3.2. Open access prediction platform
To aid future researchers working with UHPLC-IMS-HRMS, a free online webpage incorporating these models has been released. The models are available for the scientific community through https://datascience-adelaideuniversity.shinyapps.io/Predicting_RT_and_CCS/ . Figure 4 illustrates the layout of the online platform for the prediction of RT and CCS for both (de)protonated molecules or sodium adducts.
The operational of the platform is user-friendly and easy-to-follow. As an example, the step-by-step method to obtain prediction for omeprazole is shown.

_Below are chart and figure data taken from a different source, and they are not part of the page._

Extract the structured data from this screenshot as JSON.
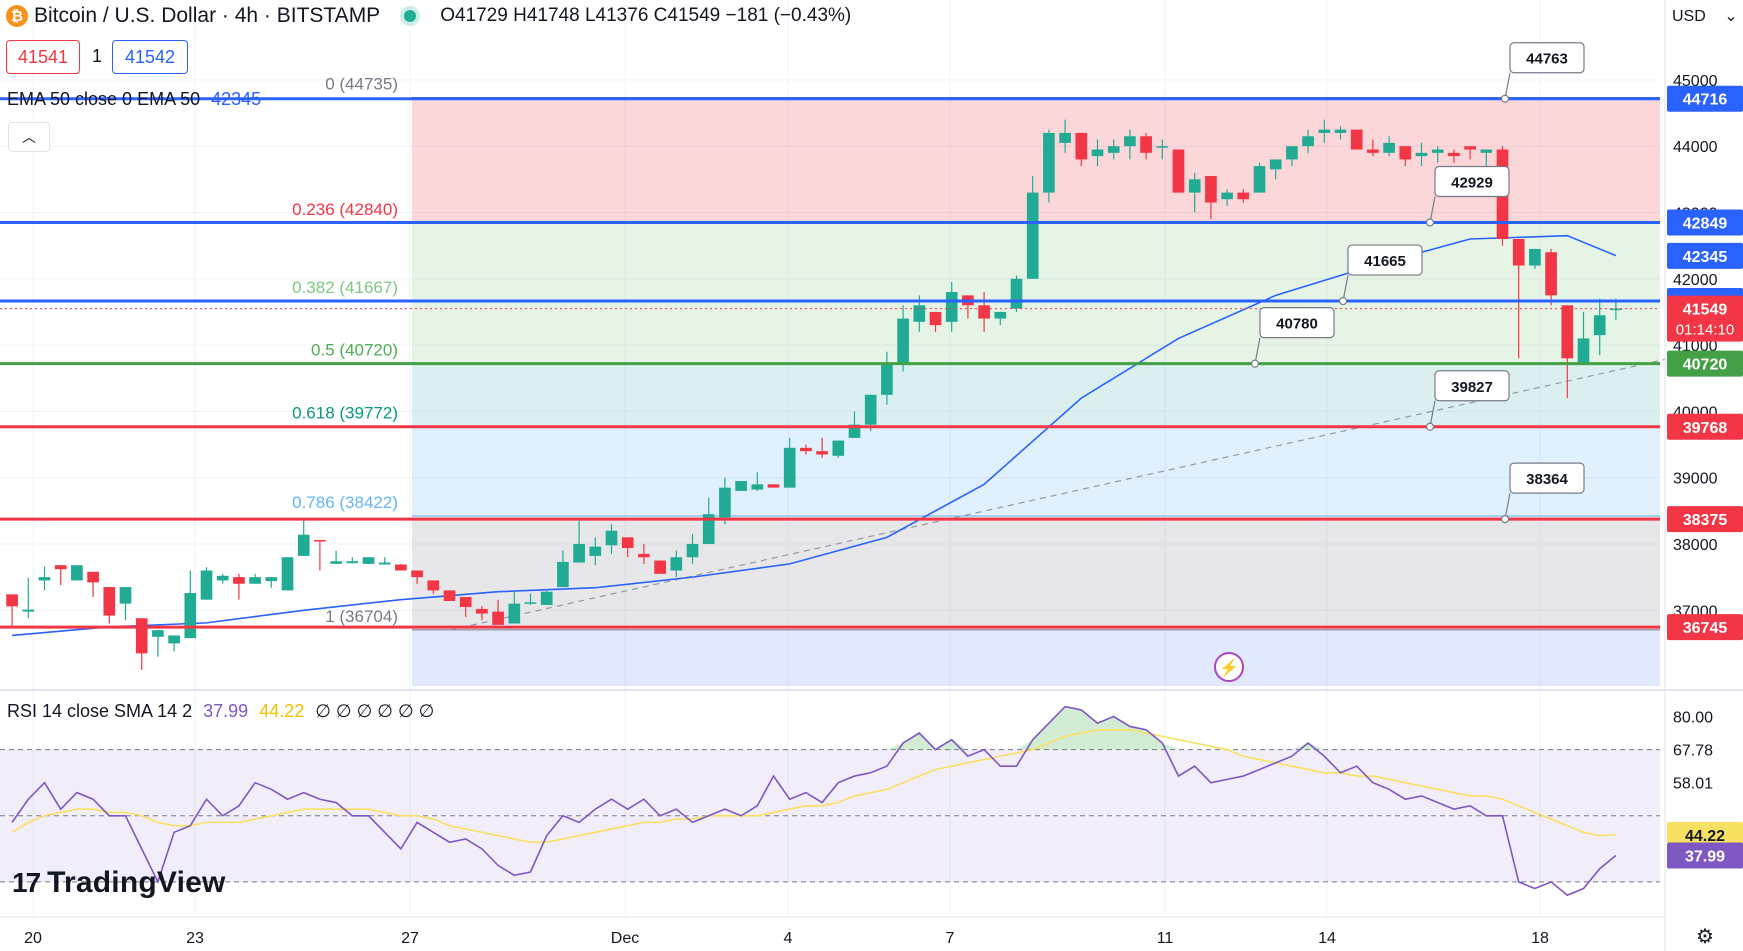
{
  "header": {
    "coin_icon": "bitcoin-icon",
    "symbol_title": "Bitcoin / U.S. Dollar · 4h · BITSTAMP",
    "ohlc": {
      "o_label": "O",
      "o": "41729",
      "h_label": "H",
      "h": "41748",
      "l_label": "L",
      "l": "41376",
      "c_label": "C",
      "c": "41549",
      "change": "−181 (−0.43%)"
    },
    "sell_price": "41541",
    "spread": "1",
    "buy_price": "41542",
    "currency": "USD"
  },
  "ema_legend": {
    "label": "EMA 50 close 0 EMA 50",
    "value": "42345"
  },
  "rsi_legend": {
    "label": "RSI 14 close SMA 14 2",
    "rsi": "37.99",
    "sma": "44.22",
    "tail": "∅ ∅ ∅ ∅ ∅ ∅"
  },
  "watermark": "TradingView",
  "colors": {
    "up": "#22ab94",
    "down": "#f23645",
    "ema": "#2962ff",
    "rsi": "#7e57c2",
    "rsi_sma": "#f7e163",
    "blue_line": "#2962ff",
    "red_line": "#f23645",
    "green_line": "#43a047"
  },
  "chart_data": {
    "type": "candlestick",
    "title": "Bitcoin / U.S. Dollar · 4h · BITSTAMP",
    "x_tick_labels": [
      "20",
      "23",
      "27",
      "Dec",
      "4",
      "7",
      "11",
      "14",
      "18"
    ],
    "y_tick_labels": [
      "45000",
      "44000",
      "43000",
      "42000",
      "41000",
      "40000",
      "39000",
      "38000",
      "37000"
    ],
    "ylim": [
      36250,
      45300
    ],
    "candles": [
      [
        37240,
        37060,
        36760,
        36900
      ],
      [
        36980,
        37010,
        36880,
        37490
      ],
      [
        37450,
        37500,
        37300,
        37660
      ],
      [
        37680,
        37620,
        37540,
        37380
      ],
      [
        37450,
        37680,
        37620,
        37540
      ],
      [
        37580,
        37420,
        37200,
        37380
      ],
      [
        37350,
        36920,
        36800,
        37120
      ],
      [
        37100,
        37350,
        37060,
        36850
      ],
      [
        36880,
        36350,
        36100,
        36760
      ],
      [
        36600,
        36700,
        36300,
        36620
      ],
      [
        36500,
        36620,
        36380,
        36500
      ],
      [
        36580,
        37260,
        37180,
        37600
      ],
      [
        37160,
        37600,
        37500,
        37650
      ],
      [
        37450,
        37520,
        37400,
        37550
      ],
      [
        37500,
        37400,
        37160,
        37550
      ],
      [
        37400,
        37500,
        37550,
        37450
      ],
      [
        37440,
        37500,
        37400,
        37340
      ],
      [
        37300,
        37800,
        37750,
        37510
      ],
      [
        37820,
        38140,
        38380,
        38000
      ],
      [
        38060,
        38050,
        37740,
        37600
      ],
      [
        37700,
        37740,
        37780,
        37900
      ],
      [
        37710,
        37740,
        37800,
        37800
      ],
      [
        37700,
        37800,
        37740,
        37760
      ],
      [
        37690,
        37720,
        37800,
        37700
      ],
      [
        37690,
        37600,
        37600,
        37700
      ],
      [
        37600,
        37500,
        37400,
        37450
      ],
      [
        37450,
        37300,
        37250,
        37380
      ],
      [
        37300,
        37140,
        37180,
        37200
      ],
      [
        37200,
        37050,
        36900,
        37100
      ],
      [
        37020,
        36950,
        36850,
        37060
      ],
      [
        36980,
        36780,
        36900,
        37160
      ],
      [
        36800,
        37100,
        37300,
        36980
      ],
      [
        37100,
        37120,
        37250,
        37080
      ],
      [
        37080,
        37280,
        37300,
        37310
      ],
      [
        37350,
        37730,
        37900,
        37520
      ],
      [
        37720,
        38000,
        38350,
        37950
      ],
      [
        37820,
        37960,
        38100,
        37680
      ],
      [
        37980,
        38200,
        38300,
        37850
      ],
      [
        38100,
        37940,
        37800,
        37850
      ],
      [
        37850,
        37800,
        38000,
        37700
      ],
      [
        37750,
        37550,
        37600,
        37750
      ],
      [
        37600,
        37800,
        37900,
        37500
      ],
      [
        37800,
        38000,
        38150,
        37700
      ],
      [
        38000,
        38450,
        38700,
        38000
      ],
      [
        38400,
        38850,
        39000,
        38300
      ],
      [
        38800,
        38950,
        38800,
        38900
      ],
      [
        38820,
        38900,
        39080,
        38800
      ],
      [
        38900,
        38850,
        38900,
        38900
      ],
      [
        38850,
        39450,
        39600,
        38850
      ],
      [
        39450,
        39400,
        39500,
        39350
      ],
      [
        39400,
        39350,
        39600,
        39300
      ],
      [
        39330,
        39560,
        39550,
        39300
      ],
      [
        39600,
        39800,
        40000,
        39600
      ],
      [
        39800,
        40250,
        40200,
        39700
      ],
      [
        40250,
        40700,
        40900,
        40100
      ],
      [
        40700,
        41400,
        41600,
        40600
      ],
      [
        41350,
        41600,
        41750,
        41200
      ],
      [
        41500,
        41300,
        41450,
        41200
      ],
      [
        41350,
        41800,
        41950,
        41200
      ],
      [
        41750,
        41600,
        41700,
        41400
      ],
      [
        41600,
        41400,
        41800,
        41200
      ],
      [
        41400,
        41500,
        41450,
        41300
      ],
      [
        41550,
        42000,
        42050,
        41500
      ],
      [
        42000,
        43300,
        43550,
        42100
      ],
      [
        43300,
        44200,
        44250,
        43150
      ],
      [
        44050,
        44200,
        44400,
        43900
      ],
      [
        44200,
        43800,
        43900,
        43700
      ],
      [
        43850,
        43950,
        44100,
        43700
      ],
      [
        43900,
        44000,
        44100,
        43800
      ],
      [
        44000,
        44150,
        44250,
        43800
      ],
      [
        44150,
        43900,
        44200,
        43800
      ],
      [
        44000,
        44000,
        44100,
        43800
      ],
      [
        43950,
        43300,
        43850,
        43300
      ],
      [
        43300,
        43500,
        43600,
        43000
      ],
      [
        43550,
        43150,
        43300,
        42900
      ],
      [
        43200,
        43300,
        43350,
        43100
      ],
      [
        43300,
        43200,
        43350,
        43150
      ],
      [
        43300,
        43700,
        43750,
        43400
      ],
      [
        43650,
        43800,
        43700,
        43500
      ],
      [
        43800,
        44000,
        44000,
        43700
      ],
      [
        44000,
        44150,
        44250,
        43900
      ],
      [
        44200,
        44250,
        44400,
        44050
      ],
      [
        44200,
        44250,
        44300,
        44100
      ],
      [
        44250,
        43950,
        44250,
        43950
      ],
      [
        43950,
        43900,
        44100,
        43850
      ],
      [
        43900,
        44050,
        44150,
        43850
      ],
      [
        44000,
        43800,
        43950,
        43700
      ],
      [
        43850,
        43900,
        44050,
        43700
      ],
      [
        43900,
        43950,
        44000,
        43750
      ],
      [
        43900,
        43850,
        43950,
        43750
      ],
      [
        44000,
        43950,
        44000,
        43800
      ],
      [
        43900,
        43950,
        43950,
        43700
      ],
      [
        43950,
        42600,
        44000,
        42500
      ],
      [
        42600,
        42200,
        42300,
        40800
      ],
      [
        42200,
        42450,
        42450,
        42150
      ],
      [
        42400,
        41750,
        42450,
        41600
      ],
      [
        41600,
        40800,
        41600,
        40200
      ],
      [
        40700,
        41100,
        41500,
        40700
      ],
      [
        41150,
        41450,
        41700,
        40850
      ],
      [
        41550,
        41550,
        41700,
        41376
      ]
    ],
    "ema50": [
      [
        0,
        36620
      ],
      [
        6,
        36750
      ],
      [
        12,
        36810
      ],
      [
        18,
        37000
      ],
      [
        24,
        37160
      ],
      [
        30,
        37280
      ],
      [
        36,
        37340
      ],
      [
        42,
        37500
      ],
      [
        48,
        37700
      ],
      [
        54,
        38100
      ],
      [
        60,
        38900
      ],
      [
        66,
        40200
      ],
      [
        72,
        41100
      ],
      [
        78,
        41750
      ],
      [
        84,
        42200
      ],
      [
        90,
        42600
      ],
      [
        96,
        42650
      ],
      [
        99,
        42350
      ]
    ],
    "series": [
      {
        "name": "EMA 50",
        "values_last": "42345"
      },
      {
        "name": "RSI 14",
        "values_last": "37.99"
      },
      {
        "name": "SMA 14",
        "values_last": "44.22"
      }
    ],
    "fibonacci": [
      {
        "level": "0",
        "value": "44735",
        "label": "0 (44735)"
      },
      {
        "level": "0.236",
        "value": "42840",
        "label": "0.236 (42840)"
      },
      {
        "level": "0.382",
        "value": "41667",
        "label": "0.382 (41667)"
      },
      {
        "level": "0.5",
        "value": "40720",
        "label": "0.5 (40720)"
      },
      {
        "level": "0.618",
        "value": "39772",
        "label": "0.618 (39772)"
      },
      {
        "level": "0.786",
        "value": "38422",
        "label": "0.786 (38422)"
      },
      {
        "level": "1",
        "value": "36704",
        "label": "1 (36704)"
      }
    ],
    "horizontal_lines": [
      {
        "value": 44716,
        "label": "44716",
        "color": "#2962ff"
      },
      {
        "value": 42849,
        "label": "42849",
        "color": "#2962ff"
      },
      {
        "value": 41664,
        "label": "41664",
        "color": "#2962ff"
      },
      {
        "value": 40720,
        "label": "40720",
        "color": "#43a047"
      },
      {
        "value": 39768,
        "label": "39768",
        "color": "#f23645"
      },
      {
        "value": 38375,
        "label": "38375",
        "color": "#f23645"
      },
      {
        "value": 36745,
        "label": "36745",
        "color": "#f23645"
      }
    ],
    "callouts": [
      "44763",
      "42929",
      "41665",
      "40780",
      "39827",
      "38364"
    ],
    "price_tags": [
      {
        "value": 42345,
        "label": "42345",
        "color": "#2962ff"
      },
      {
        "value": 41549,
        "label": "41549",
        "sub": "01:14:10",
        "color": "#f23645"
      }
    ],
    "trendline": {
      "from": [
        27,
        36700
      ],
      "to": [
        140,
        42850
      ],
      "style": "dashed"
    },
    "rsi": {
      "y_tick_labels": [
        "80.00",
        "67.78",
        "58.01",
        "44.22",
        "37.99"
      ],
      "ylim": [
        20,
        85
      ],
      "rsi_values": [
        48,
        55,
        60,
        52,
        57,
        55,
        50,
        50,
        40,
        30,
        45,
        47,
        55,
        50,
        53,
        60,
        58,
        55,
        57,
        55,
        54,
        50,
        50,
        45,
        40,
        48,
        45,
        42,
        43,
        40,
        35,
        32,
        33,
        44,
        50,
        48,
        52,
        55,
        52,
        55,
        50,
        52,
        48,
        50,
        52,
        50,
        53,
        62,
        55,
        57,
        54,
        60,
        62,
        63,
        65,
        72,
        75,
        70,
        73,
        68,
        70,
        65,
        65,
        73,
        78,
        83,
        82,
        78,
        80,
        77,
        76,
        72,
        62,
        65,
        60,
        61,
        62,
        64,
        66,
        68,
        72,
        68,
        63,
        65,
        60,
        58,
        55,
        56,
        54,
        52,
        53,
        50,
        50,
        30,
        28,
        30,
        26,
        28,
        34,
        37.99
      ],
      "sma_values": [
        45,
        48,
        50,
        51,
        52,
        52,
        51,
        51,
        50,
        48,
        47,
        47,
        48,
        48,
        48,
        49,
        50,
        51,
        52,
        52,
        52,
        52,
        52,
        51,
        50,
        50,
        49,
        47,
        46,
        45,
        44,
        43,
        42,
        42,
        43,
        44,
        45,
        46,
        47,
        48,
        48,
        49,
        49,
        50,
        50,
        50,
        50,
        51,
        52,
        53,
        53,
        54,
        56,
        57,
        58,
        60,
        62,
        64,
        65,
        66,
        67,
        68,
        69,
        70,
        72,
        74,
        75,
        76,
        76,
        76,
        75,
        74,
        73,
        72,
        71,
        70,
        68,
        67,
        66,
        65,
        64,
        63,
        63,
        62,
        62,
        61,
        60,
        59,
        58,
        57,
        56,
        56,
        55,
        53,
        51,
        49,
        47,
        45,
        44,
        44.22
      ]
    }
  }
}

First, selection of which parameter is going to be predicted need to be done (Figure 4A). In this case, CCS for protonated molecule is selected by indicating ‘Select Response: Collision Cross Section’ and ‘Sodiated: No’. After downloading the appropriate descriptors for the molecule of interest using Dragon v5.4 integrated within OChem (www.ochem.eu) [37], those can be added in the corresponding editable fields (Figure 4B). The CCS value can, then, be predicted and the output is shown together with their corresponding prediction intervals (Figure 4C). In this case, the CCS predicted value for the protonated molecule of omeprazole is 181.51 Å2 with a prediction interval of 171.93 – 190.08 Å2. The empirical value for [M+H]+ for omeprazole is 180.58 Å2, denoting that the prediction only deviated 0.52% from the empirical value.
The ease of prediction as well as the open access for this online platform is of great help for those researchers working on UHPLC-IMS-HRMS instruments who do not have an in-house developed prediction model.